1. Field of the Invention
The present invention relates generally to processes for semiconductor manufacturing and more particularly to characterizing and monitoring lithographic projection lenses in-situ.
2. Description of the Related Art
Projection imaging systems, also referred to as lithographic projection systems, have many uses in various industries. For example, lithographic projection systems are used to produce patterns on semiconductor materials for use as integrated circuits and flat panel displays. The performance of lithographic projection systems greatly influences the manufacturability and cost of manufacturing semiconductor chips and flat panel displays.
In general, the performance of lithograph projection systems is limited because of aberrations, which are the deviation of a projection lens' performance from a “perfect” lens or from the diffraction limit. As the resolution required from lithography projection systems increases, for example as low as 100 nm and below, the ability to measure the state of the optical aberration of projection lenses becomes increasingly important. For example, aberrations as small as 10 milliwave (mλ) or less can cause significant shifts and distortions in patterns.
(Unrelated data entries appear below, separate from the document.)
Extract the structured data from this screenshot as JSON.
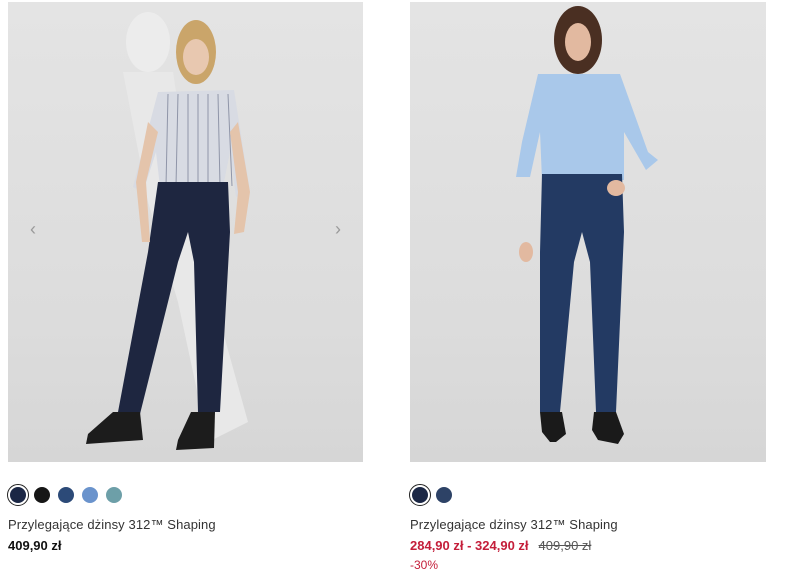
{
  "products": [
    {
      "name": "Przylegające dżinsy 312™ Shaping",
      "price": "409,90 zł",
      "swatches": [
        {
          "color": "#1b2745",
          "selected": true
        },
        {
          "color": "#161616",
          "selected": false
        },
        {
          "color": "#2c4a78",
          "selected": false
        },
        {
          "color": "#6a93cc",
          "selected": false
        },
        {
          "color": "#6d9fa8",
          "selected": false
        }
      ],
      "image_icon": "model-photo-dark-jeans-striped-shirt",
      "has_carousel_arrows": true
    },
    {
      "name": "Przylegające dżinsy 312™ Shaping",
      "price": "284,90 zł - 324,90 zł",
      "old_price": "409,90 zł",
      "discount": "-30%",
      "swatches": [
        {
          "color": "#1b2745",
          "selected": true
        },
        {
          "color": "#2d4266",
          "selected": false
        }
      ],
      "image_icon": "model-photo-blue-jeans-blue-shirt",
      "has_carousel_arrows": false
    }
  ],
  "carousel": {
    "prev_icon": "‹",
    "next_icon": "›"
  },
  "colors": {
    "sale": "#c41e3a",
    "text": "#222222"
  }
}
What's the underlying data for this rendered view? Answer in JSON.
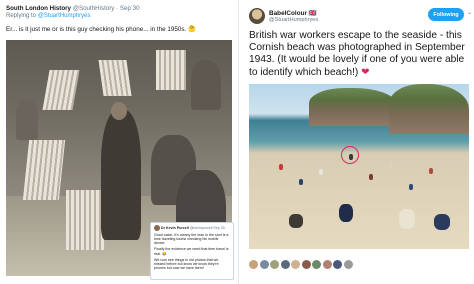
{
  "left_tweet": {
    "name": "South London History",
    "handle": "@SouthHistory",
    "date": "Sep 30",
    "reply_prefix": "Replying to",
    "reply_handle": "@StuartHumphryes",
    "text": "Er... is it just me or is this guy checking his phone... in the 1950s. 🤔"
  },
  "reply_card": {
    "name": "Dr Kevin Purcell",
    "handle": "@kevinpurcell",
    "date": "Sep 30",
    "line1": "Good catch. It's clearly the man in the shot is a time traveling tourist checking his mobile device.",
    "line2": "Finally the evidence we need that time travel is real. 😂",
    "line3": "We now see things in old photos that we missed before but know we know they're phones but now we have them!"
  },
  "right_tweet": {
    "name": "BabelColour",
    "flag": "🇬🇧",
    "handle": "@StuartHumphryes",
    "follow_label": "Following",
    "chevron": "⌄",
    "text": "British war workers escape to the seaside - this Cornish beach was photographed in September 1943. (It would be lovely if one of you were able to identify which beach!)",
    "heart": "❤"
  },
  "colors": {
    "accent": "#1da1f2",
    "heart": "#e0245e"
  }
}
Techniques have been developed to compensate for aberrations in lithography projection systems. For example, distortion and field curvature data from images exposed using a lithography projection system are used to design “figured” optical surfaces that are placed in the optical path of the projection system to compensate for aberrations of projection systems. A drawback to these techniques is that they only consider distortion and field curvature aberrations. Distortion and field curvature correspond to the lowest order aberrations of an imaging system, namely field dependent tilt and focus. In order to ascertain the degree of correction and method of correction useful for higher order aberrations, data in addition to distortion and field curvature are needed.
Application of a conventional interferometer to a projection imaging system can provide high quality wavefront data. However, a drawback to use of a conventional interferometer is that it requires removing, or significantly altering or disturbing, the lens column of the lithographic projection system. Removal of the lens column can introduce uncertainties into the measurement and require significant downtime from productive operation.
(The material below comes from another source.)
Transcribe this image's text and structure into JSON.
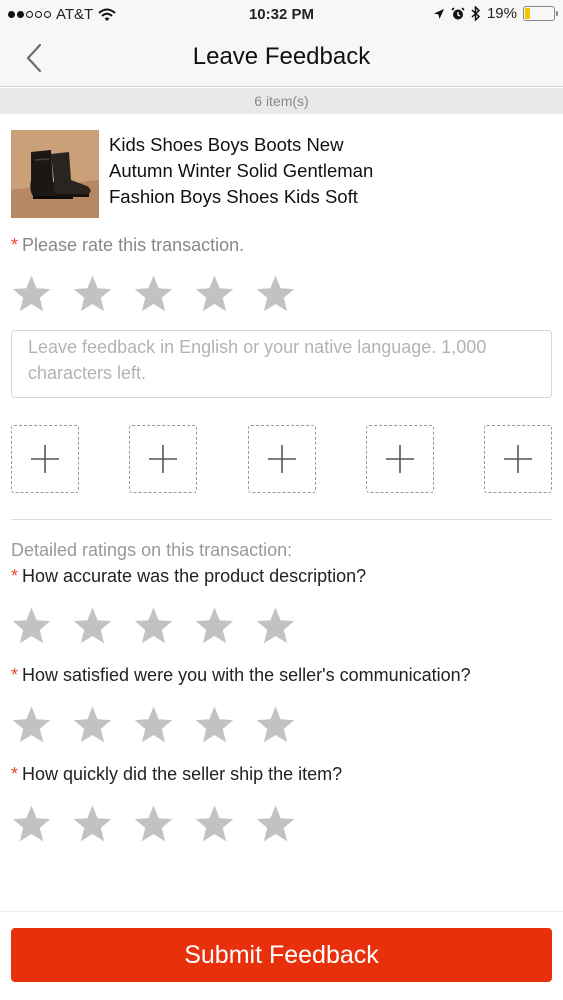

Due, at least in part, to the drawbacks in using a conventional interferometer in-situ, techniques have been developed for determining distortion, field curvature, best focus, astigmatism, and the aerial image of a projection imaging system in-situ. Of these various in-situ techniques, the greatest amount of information is usually provided by in-situ aerial image measurements. However, a drawback to in-situ aerial image measurements is that the light level is generally low, leading to long exposure times or poor signal to noise ratios. In addition, the reconstruction of the aberrated wavefront is ambiguous unless several out of focus exposures are performed.
Thus, there is a need for an improved technique to measure the optical aberrations of lithography projection systems. The present invention satisfies this need.